The coin sent was worth as much, while
in the country, as the goods imported and
taking its place. It is only, then, a change of
form in a part of the national capital, from
that of gold and silver to other goods. He
admits, too, that while a part of the goods
received in exchange for the coin exported
may be materials, tools and provisions for the
employment of an additional industry, a part,
also, may be taken back in foreign wines,
silks, &c., to be consumed by idle people who
produce nothing; and so far the substitution
promotes prodigality, increases expense and
corruption, without increasing production.

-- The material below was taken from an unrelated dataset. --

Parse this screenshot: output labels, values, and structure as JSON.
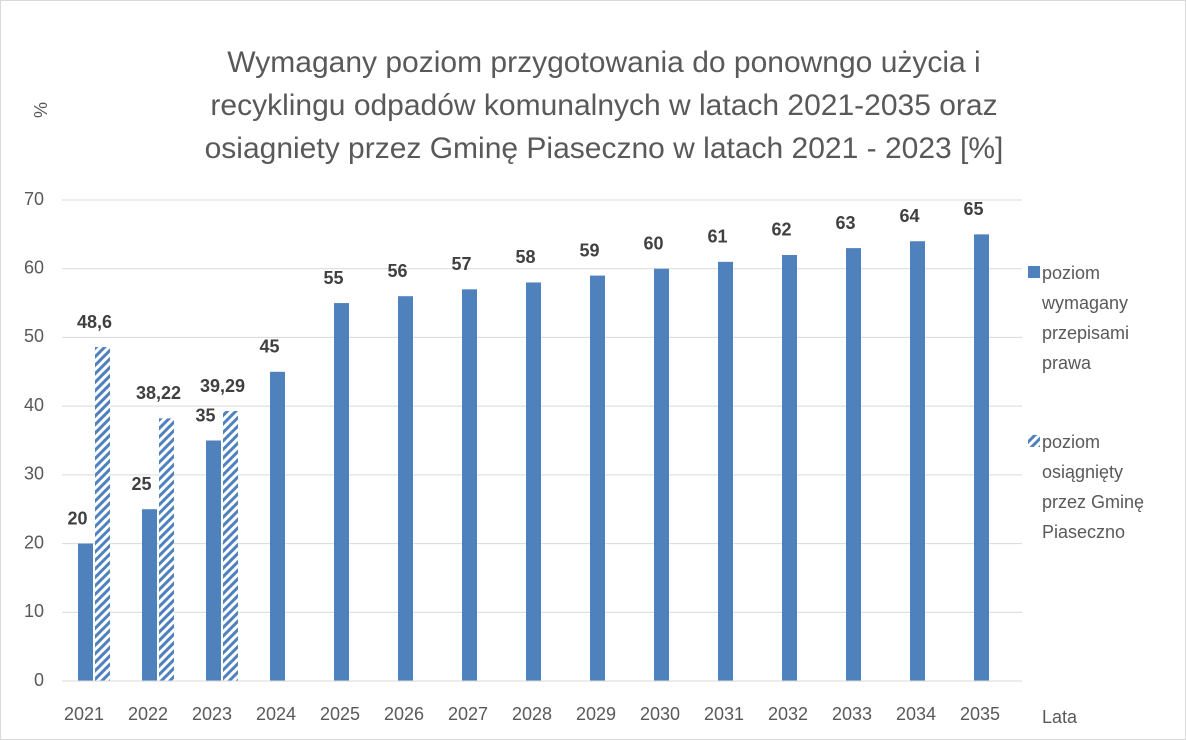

So far also, then, it lessens the capital of the
nation. What may be the amount which the
conversion of the part exchanged for productive
goods may add to the former productive
mass, it is not easy to ascertain, because,
as he says, page 441, “it is impossible to determine
what is the proportion which the circulating
money of any country bears to the
whole value of the annual produce. It has
been computed by different authors, from a
fifth to a thirtieth of that value”. In the
United States it must be less than in any
other part of the commercial world; because
the great mass of their inhabitants being in
responsible circumstances, the great mass of
their exchanges in the country is effected on
credit, in their merchants' ledger, who supplies
all their wants through the year, and at
the end of it receives the produce of their
farms, or other articles of their industry. It
is a fact that a farmer with a revenue of ten
thousand dollars a year, may obtain all his
supplies from his merchant, and liquidate
them at the end of the year by the sale of his
produce to him, without the intervention of
a single dollar of cash. This, then, is merely
barter, and in this way of barter a great
portion of the annual produce of the United
States is exchanged without the intermediation
of cash. We might safely, then, state
our medium at the minimum of one-thirtieth.—
To J. W. Eppes. Washington ed. vi, 234. Ford ed., ix, 407.